How the bits work
You’ve probably heard that computers store things in 1s and 0s. These fundamental units of information are called parts. When a bit is “on”, it corresponds to a 1; when it is “off” it turns to 0. Each bit, in other words, can only store two pieces of information.
But once you put them together, the amount of information you can encode grows exponentially. Two bits can represent four pieces of information, because there are 2 ^ 2 combinations: 00, 01, 10 and 11. Four bits can represent 2 ^ 4 or 16 pieces of information. Eight bits can represent 2 ^ 8 or 256. And so on.
The right combination of bits can represent data types like numbers, letters, and colors, or types of operations like addition, subtraction, and comparison. Most laptops these days are 32 or 64 bit computers. This does not mean that the computer can only encode 2 ^ 32 or 2 ^ 64 information in total. (That would be a very weak computer.) This means that it can use that many bits of complexity to encode each piece of data or individual operation.
4-bit deep learning
So what does 4-bit training mean?

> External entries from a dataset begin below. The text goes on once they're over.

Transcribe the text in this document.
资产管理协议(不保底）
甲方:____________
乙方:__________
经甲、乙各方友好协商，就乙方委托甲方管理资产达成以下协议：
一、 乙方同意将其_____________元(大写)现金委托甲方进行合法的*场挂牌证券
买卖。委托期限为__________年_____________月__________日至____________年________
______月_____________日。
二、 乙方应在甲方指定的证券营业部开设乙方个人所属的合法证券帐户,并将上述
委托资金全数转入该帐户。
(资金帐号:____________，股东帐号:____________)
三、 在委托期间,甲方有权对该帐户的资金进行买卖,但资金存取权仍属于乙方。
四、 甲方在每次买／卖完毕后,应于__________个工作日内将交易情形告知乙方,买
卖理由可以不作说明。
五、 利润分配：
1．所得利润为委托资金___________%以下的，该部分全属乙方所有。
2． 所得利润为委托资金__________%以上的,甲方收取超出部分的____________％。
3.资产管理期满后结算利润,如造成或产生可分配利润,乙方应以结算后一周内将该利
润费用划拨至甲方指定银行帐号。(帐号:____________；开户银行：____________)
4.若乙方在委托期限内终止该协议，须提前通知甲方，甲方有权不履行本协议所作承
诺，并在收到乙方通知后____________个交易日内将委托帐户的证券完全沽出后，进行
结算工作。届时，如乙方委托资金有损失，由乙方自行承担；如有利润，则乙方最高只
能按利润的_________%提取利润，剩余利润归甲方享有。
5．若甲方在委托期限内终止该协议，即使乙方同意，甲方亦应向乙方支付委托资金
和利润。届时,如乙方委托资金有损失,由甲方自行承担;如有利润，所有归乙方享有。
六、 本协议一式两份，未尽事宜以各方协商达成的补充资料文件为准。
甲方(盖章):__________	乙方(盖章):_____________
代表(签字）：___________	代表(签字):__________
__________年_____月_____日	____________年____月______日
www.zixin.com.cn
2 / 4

Well, for starters, we only have a 4-bit computer, and therefore 4-bit complexity. One way to think about it: each number we use during the training process must be one of 16 integers between -8 and 7 because these are the only numbers our computer can represent. This goes for the data points we feed into the neural network, the numbers we use to represent the neural network, and the intermediate numbers that we need to store during training.
So how do we do this? First, let’s think about the training data. Imagine it was a whole bunch of black and white images. First step, we have to convert these images into numbers, so that the computer understands them. To do this, represent each pixel by its grayscale value: 0 for black, 1 for white and the decimal places between shades of gray. Our image is now a list of numbers going from 0 to 1. But in a 4-bit country, we need it to range from -8 to 7. The trick here is to scale our list linearly. numbers, so 0 becomes -8 and 1 becomes 7 and the decimals correspond to the integers in the middle. Therefore:
This process is not perfect. If you started with the number 0.3, for example, you ended up with the scaled number -3.5. But our four bits can only represent whole numbers, so you need to round -3.5 to -4. You end up losing some of the shades of gray, or so called precision, in your image. You can see what it looks like in the image below.
This trick isn’t too shabby for workout data. But when we apply it again to the neural network itself, things get a bit tricky.
We often see neural networks drawn like the above as something with nodes and connections. But for a computer, these also turn into a series of numbers. Each node has a so-called Activation value, which typically ranges from 0 to 1, and each connection has a weight, which typically ranges from -1 to 1.
We could scale them the same way we did with our pixels, but activations and weights also change with each training cycle. For example, activations sometimes vary from 0.2 to 0.9 one turn and sometimes from 0.1 to 0.7 another. So, the IBM group discovered a new trick in 2018: resize these ranges to stretch them between -8 and 7 with each revolution (as shown below), which effectively avoids losing too much precision.
But then there is only one last element: how to represent in four bits the intermediate values that arise during training. What is difficult is how much these values can span over several orders of magnitude, unlike the numbers we were processing for our images, weights and activations. They can be incredibly small like 0.001 or incredibly large like 1000. Trying to scale linearly between -8 and 7 loses all the granularity at the very small end of the scale.
After two years of research, the researchers finally solved the puzzle: by borrowing an existing idea from others, they scale these intermediate numbers logarithmically. To see what I mean, here is a logarithmic scale you might recognize, with a so called “base” of 10, using just four bits of complexity. (Researchers use a base of 4 instead, as it worked best through trial and error.) You can see how this allows you to encode large and small numbers within bit constraints.
With all of these pieces in place, this latest article shows how they combine. IBM researchers have conducted several experiments in which they simulate 4-bit deep learning training for various models of computer vision, speech, and natural language processing. The results show that there is a limited loss of precision in the overall performance of the model compared to 16-bit deep learning. It is also more than seven times faster and seven times more energy efficient.